Earlier this week, Penn Schoen Berland released a wide-ranging poll on American values commissioned by The Atlantic and the Aspen Institute. In light of the Supreme Court's ruling on the Affordable Care Act on Thursday, it's worth revisiting a few of the poll's findings about health care.
First, let's look at how Americans feel about Obama's health care law overall. Here's a chart from RealClearPolitics that aggregates multiple polls. As you can see, Americans have opposed the reform by a solid margin of at least 10 points for most of the last two and a half years:
But the Penn Schoen Berland poll makes a strong argument that the problem isn't the policy -- it's the way it has been sold. For example, seven out of 10 Americans think that the government ought to ensure that all Americans have health care -- a number that only barely lags access to food, the most basic necessity. That's a greater percentage that believe that the government ought to guarantee basic education or a home:
What's more, that's a sentiment that has actually increased since Obama and Democrats started making their push for an overhaul of the nation's health care system in 2009:
And if we drill down a little more, we find that a majority of Americans not only think that the government ought to make sure everyone has health care on an abstract level, or even just through existing social safety-net programs such as Medicare and Medicaid, but most Americans -- though by a smaller margin -- back government intervention in the health care system to lower costs and provide universal coverage:
It's hard to look at these results and not conclude that President Obama and his allies haven't done a good job communicating what's in the Affordable Care Act and how it will affect citizens. There's also plenty of anecdotal evidence that the people who stand to benefit most from the new law aren't aware of that. (Nor has the media helped much.)

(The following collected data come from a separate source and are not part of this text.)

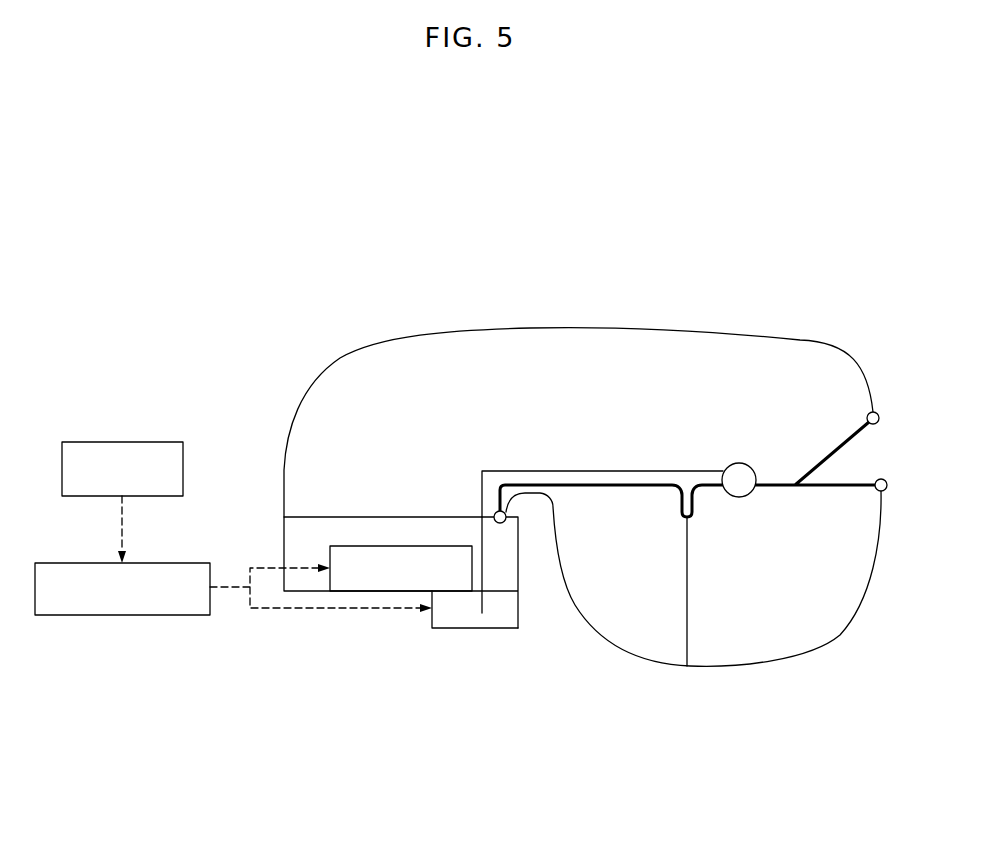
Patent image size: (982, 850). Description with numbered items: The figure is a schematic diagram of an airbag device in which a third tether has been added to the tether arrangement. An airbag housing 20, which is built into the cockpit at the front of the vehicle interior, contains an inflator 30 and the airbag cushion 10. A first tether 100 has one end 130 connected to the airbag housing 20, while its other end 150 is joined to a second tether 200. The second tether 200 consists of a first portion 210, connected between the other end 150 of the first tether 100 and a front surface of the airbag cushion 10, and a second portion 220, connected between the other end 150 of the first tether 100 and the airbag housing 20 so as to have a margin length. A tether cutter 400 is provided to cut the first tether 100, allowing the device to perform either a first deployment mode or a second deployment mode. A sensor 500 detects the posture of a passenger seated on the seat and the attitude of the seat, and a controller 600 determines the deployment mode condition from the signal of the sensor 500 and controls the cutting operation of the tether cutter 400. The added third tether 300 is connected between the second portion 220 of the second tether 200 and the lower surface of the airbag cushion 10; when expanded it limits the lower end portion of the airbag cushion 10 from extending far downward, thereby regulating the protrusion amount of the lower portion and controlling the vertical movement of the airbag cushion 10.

The airbag cushion 10 is at (487, 333).
The airbag housing 20 is at (503, 592).
The inflator 30 is at (347, 546).
The first tether 100 is at (641, 470).
The one end of the first tether 130 is at (486, 592).
The other end of the first tether 150 is at (724, 466).
The second tether 200 is at (690, 608).
The first portion 210 is at (857, 485).
The second portion 220 is at (625, 487).
The third tether 300 is at (690, 577).
The tether cutter 400 is at (440, 620).
The sensor 500 is at (110, 442).
The controller 600 is at (146, 616).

The individual mandate, despite the Supreme Court's stamp of approval, remains a sticking point. There's no denying that many Americans feel uncomfortable about the idea of the government forcing them to buy insurance -- even if many of them are already covered anyway. But the overwhelming and growing preference for full coverage, and the preference for government intervention, suggest that voters are open to being convinced that the trade-off is worthwhile. That ought to be a welcome message for the White House, but it's one the administration seems to be having a hard time hearing.